Cheryl praised how well their families have blended.
“The 3-year-old grandson adores his grandpa. He plays his guitar while James plays the piano, so they play together,” she said.
James has a daughter, Sharie, who lives in Houston, a son, Tommy, who lives in New Jersey; and a grandson. Cheryl has two daughters, Heather and Amber, two grandsons and two granddaughters.
Flying is just one of James’s many interests.
Another one of his passions is collecting and reading Bibles. To date, he owns 58 different translations of the whole Bible, 10 Old Testament and 76 New Testament -- all of which he’s read at least once, cover to cover.
“This is my treasure,” James said, holding a used, leather-bound 1841 English Hexapla, which contains six translations of the New Testament Scriptures.

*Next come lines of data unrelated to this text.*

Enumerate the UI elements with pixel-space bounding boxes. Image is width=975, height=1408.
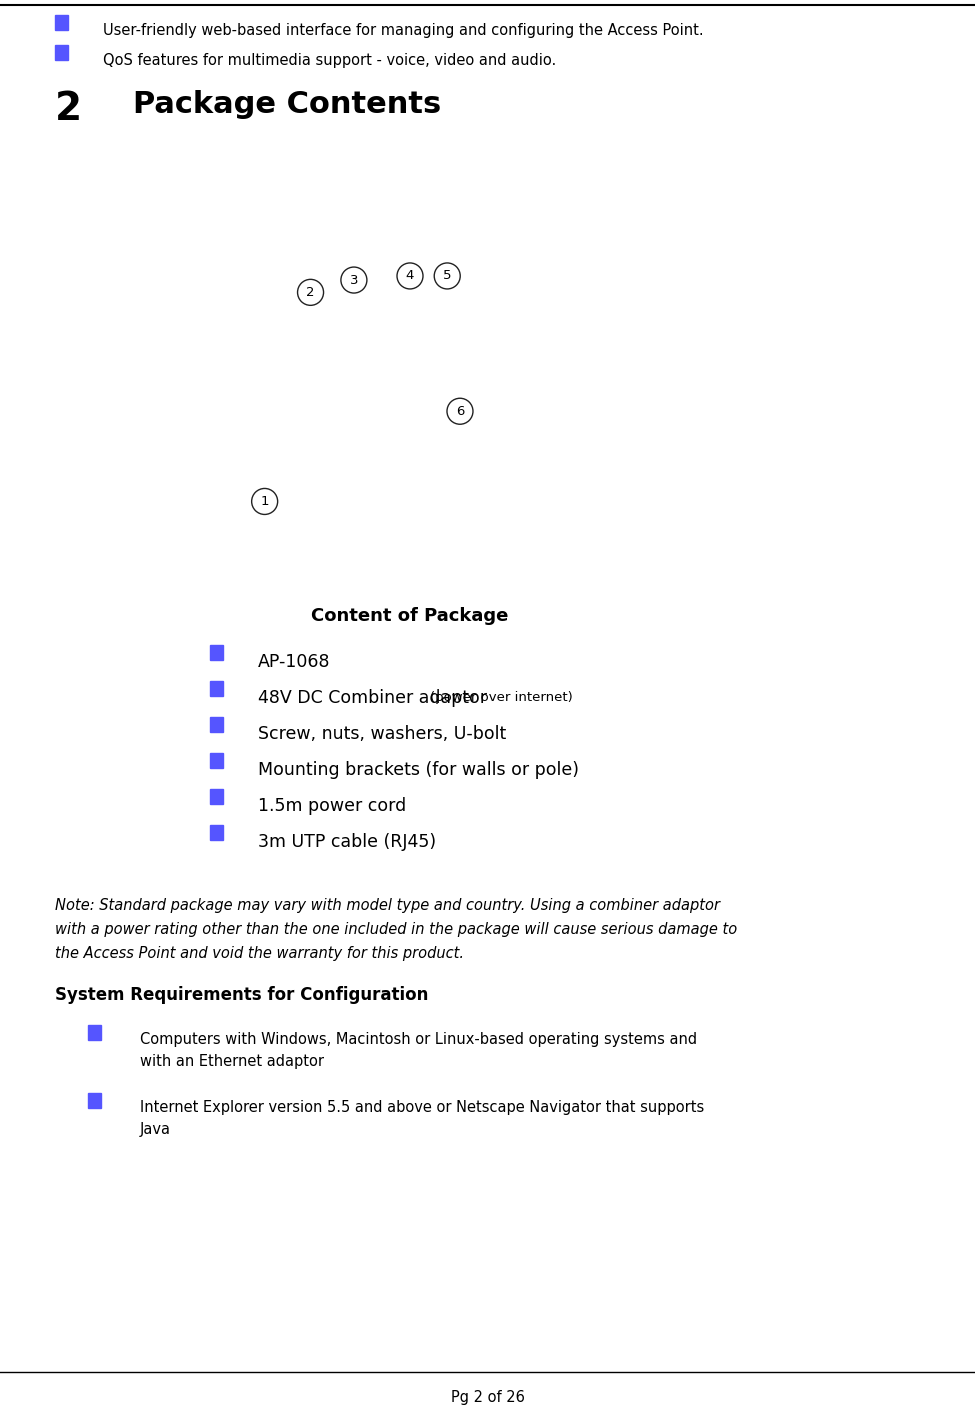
FancyBboxPatch shape (88, 1025, 101, 1041)
Text: with a power rating other than the one included in the package will cause seriou: with a power rating other than the one i… (55, 922, 737, 936)
FancyBboxPatch shape (210, 717, 223, 732)
FancyBboxPatch shape (210, 788, 223, 804)
FancyBboxPatch shape (55, 45, 68, 61)
FancyBboxPatch shape (210, 753, 223, 767)
Text: User-friendly web-based interface for managing and configuring the Access Point.: User-friendly web-based interface for ma… (103, 23, 704, 38)
Text: 2: 2 (306, 286, 315, 298)
Text: 1: 1 (260, 496, 269, 508)
Circle shape (447, 398, 473, 424)
Text: 2: 2 (55, 90, 82, 128)
Text: the Access Point and void the warranty for this product.: the Access Point and void the warranty f… (55, 946, 464, 962)
Circle shape (297, 279, 324, 306)
Circle shape (397, 263, 423, 289)
Text: 6: 6 (455, 404, 464, 418)
Text: 5: 5 (443, 269, 451, 283)
Text: (power over internet): (power over internet) (430, 691, 572, 704)
FancyBboxPatch shape (88, 1093, 101, 1108)
Circle shape (341, 268, 367, 293)
Text: Note: Standard package may vary with model type and country. Using a combiner ad: Note: Standard package may vary with mod… (55, 898, 720, 912)
Text: Pg 2 of 26: Pg 2 of 26 (450, 1390, 525, 1405)
Text: Content of Package: Content of Package (311, 607, 509, 625)
Text: Java: Java (140, 1122, 171, 1138)
Text: 3m UTP cable (RJ45): 3m UTP cable (RJ45) (258, 834, 436, 850)
Circle shape (252, 489, 278, 514)
Text: QoS features for multimedia support - voice, video and audio.: QoS features for multimedia support - vo… (103, 54, 557, 68)
Text: 3: 3 (350, 273, 358, 287)
FancyBboxPatch shape (210, 681, 223, 696)
Circle shape (434, 263, 460, 289)
Text: System Requirements for Configuration: System Requirements for Configuration (55, 986, 428, 1004)
Text: Internet Explorer version 5.5 and above or Netscape Navigator that supports: Internet Explorer version 5.5 and above … (140, 1100, 704, 1115)
Text: Computers with Windows, Macintosh or Linux-based operating systems and: Computers with Windows, Macintosh or Lin… (140, 1032, 697, 1048)
FancyBboxPatch shape (210, 825, 223, 841)
Text: with an Ethernet adaptor: with an Ethernet adaptor (140, 1055, 324, 1069)
Text: AP-1068: AP-1068 (258, 653, 331, 672)
FancyBboxPatch shape (210, 645, 223, 660)
Text: 1.5m power cord: 1.5m power cord (258, 797, 407, 815)
Text: Package Contents: Package Contents (133, 90, 442, 120)
Text: Mounting brackets (for walls or pole): Mounting brackets (for walls or pole) (258, 760, 579, 779)
FancyBboxPatch shape (155, 155, 665, 565)
Text: Screw, nuts, washers, U-bolt: Screw, nuts, washers, U-bolt (258, 725, 506, 743)
Text: 48V DC Combiner adaptor: 48V DC Combiner adaptor (258, 689, 492, 707)
Text: 4: 4 (406, 269, 414, 283)
FancyBboxPatch shape (55, 15, 68, 30)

The former Eagle Scout and den chief proudly shows off his collection of Bibles that fill two large book shelves in his home.
Music is another one of James’ passions. He still plays the piano at his church every Sunday morning and night and then again on Wednesday night. Once a month, he plays the piano for the residents at Trucare Living Center in Palestine.
Years ago, he also enjoyed photography as evidenced by the many photos that hang in his home.
When simply relaxing, James likes to work the crossword puzzles in the local newspaper and in the Dallas Morning News.
Before long, James will be soaring over Palestine on his first solo flight earning his well deserved shirt tail.